Assim como a maioria da população, os idosos tiveram sua rotina alterada. Por apresentarem um alto risco de contágio e maior gravidade nos sintomas do Covid-19, o recomendado é suspender totalmente a visita de familiares e amigos. Essa condição só piora ainda mais a solidão sofrida por, mesmo antes da Pandemia. Na terceira idade há uma redução da independência social e financeira, doenças e perda de familiares, fatores que desencadeiam sentimentos de solidão. essa nova condição atual pode deflagrar uma condição de uma “solidão mais intensa”, a depressão.
Apesar do isolamento ser o mais indicado nesse momento, pesquisadores da Universidade de Chicago relataram que o isolamento pode aumentar em 14% o risco de morte em pessoas que já passaram dos 60 anos. Tal dado deve-se ao fato de expor o idoso a situações de alto estresse, refletindo em uma redução da sua resposta imunológica contribuindo para uma maior suscetibilidade a infecções decorrentes no processo de senilidade.

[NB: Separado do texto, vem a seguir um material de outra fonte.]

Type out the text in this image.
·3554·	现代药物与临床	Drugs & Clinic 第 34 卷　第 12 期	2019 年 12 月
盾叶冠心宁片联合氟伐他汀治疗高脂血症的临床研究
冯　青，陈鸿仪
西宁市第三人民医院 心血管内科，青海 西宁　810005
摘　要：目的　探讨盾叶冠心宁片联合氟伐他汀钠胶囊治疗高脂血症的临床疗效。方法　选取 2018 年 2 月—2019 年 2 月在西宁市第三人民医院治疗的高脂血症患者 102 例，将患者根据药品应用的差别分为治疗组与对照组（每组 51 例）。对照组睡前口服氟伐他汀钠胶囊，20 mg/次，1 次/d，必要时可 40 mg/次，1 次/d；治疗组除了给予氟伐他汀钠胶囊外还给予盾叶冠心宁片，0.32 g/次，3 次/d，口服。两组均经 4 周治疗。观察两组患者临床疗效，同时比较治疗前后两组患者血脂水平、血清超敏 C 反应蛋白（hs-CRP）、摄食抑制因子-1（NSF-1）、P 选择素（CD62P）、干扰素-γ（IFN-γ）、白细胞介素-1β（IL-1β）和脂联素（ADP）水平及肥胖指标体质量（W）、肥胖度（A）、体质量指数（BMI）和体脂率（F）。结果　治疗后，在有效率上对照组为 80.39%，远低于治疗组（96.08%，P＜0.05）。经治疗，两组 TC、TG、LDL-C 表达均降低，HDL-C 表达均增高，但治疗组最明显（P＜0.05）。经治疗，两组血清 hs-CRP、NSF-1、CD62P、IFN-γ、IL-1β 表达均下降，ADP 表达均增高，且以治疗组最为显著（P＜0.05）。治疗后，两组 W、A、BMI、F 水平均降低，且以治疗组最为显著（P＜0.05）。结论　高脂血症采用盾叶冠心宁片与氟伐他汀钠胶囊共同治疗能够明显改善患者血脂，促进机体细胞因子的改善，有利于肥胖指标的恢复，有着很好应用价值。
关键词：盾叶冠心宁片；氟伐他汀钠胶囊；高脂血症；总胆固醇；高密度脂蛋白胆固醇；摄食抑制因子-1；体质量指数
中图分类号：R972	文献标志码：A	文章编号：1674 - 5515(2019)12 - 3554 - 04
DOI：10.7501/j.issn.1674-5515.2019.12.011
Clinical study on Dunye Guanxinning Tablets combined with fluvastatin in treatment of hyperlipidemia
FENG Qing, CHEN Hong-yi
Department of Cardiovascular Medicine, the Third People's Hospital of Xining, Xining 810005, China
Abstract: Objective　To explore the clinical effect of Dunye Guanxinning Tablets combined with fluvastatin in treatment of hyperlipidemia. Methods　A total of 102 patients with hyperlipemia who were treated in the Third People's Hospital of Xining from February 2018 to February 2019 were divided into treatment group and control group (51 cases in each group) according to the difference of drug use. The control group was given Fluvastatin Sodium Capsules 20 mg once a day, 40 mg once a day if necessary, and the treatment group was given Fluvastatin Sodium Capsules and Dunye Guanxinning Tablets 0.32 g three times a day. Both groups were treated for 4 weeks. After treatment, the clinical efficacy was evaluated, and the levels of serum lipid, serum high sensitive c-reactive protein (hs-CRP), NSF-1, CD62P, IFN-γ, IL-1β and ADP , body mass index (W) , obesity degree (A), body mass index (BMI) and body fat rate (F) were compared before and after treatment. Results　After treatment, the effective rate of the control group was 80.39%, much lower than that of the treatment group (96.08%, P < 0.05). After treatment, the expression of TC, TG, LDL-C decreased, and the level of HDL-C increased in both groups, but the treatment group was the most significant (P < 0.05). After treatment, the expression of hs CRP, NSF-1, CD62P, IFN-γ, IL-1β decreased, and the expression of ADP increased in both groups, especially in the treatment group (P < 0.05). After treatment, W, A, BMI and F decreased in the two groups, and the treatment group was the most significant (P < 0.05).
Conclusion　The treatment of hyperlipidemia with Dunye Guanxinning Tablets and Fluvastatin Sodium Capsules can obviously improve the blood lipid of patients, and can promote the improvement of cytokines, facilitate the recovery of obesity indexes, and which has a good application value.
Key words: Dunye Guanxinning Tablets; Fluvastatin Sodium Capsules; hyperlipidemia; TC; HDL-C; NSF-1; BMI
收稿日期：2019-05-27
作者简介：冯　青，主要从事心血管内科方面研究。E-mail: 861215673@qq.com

Portanto, pode-se perceber que o Isolamento social causa um impacto na saúde mental e física das pessoas em faixa etária mais avançadas. Contudo, a interação social não precisa acabar. Familiares e redes de apoio podem usar interações virtuais através de ligações e vídeo chamada, com o treinamento prévio dos idosos no manuseio de tais ferramentas, para aproximando os indivíduos, pois o isolamento é algo físico, mas não é preciso perder as relações.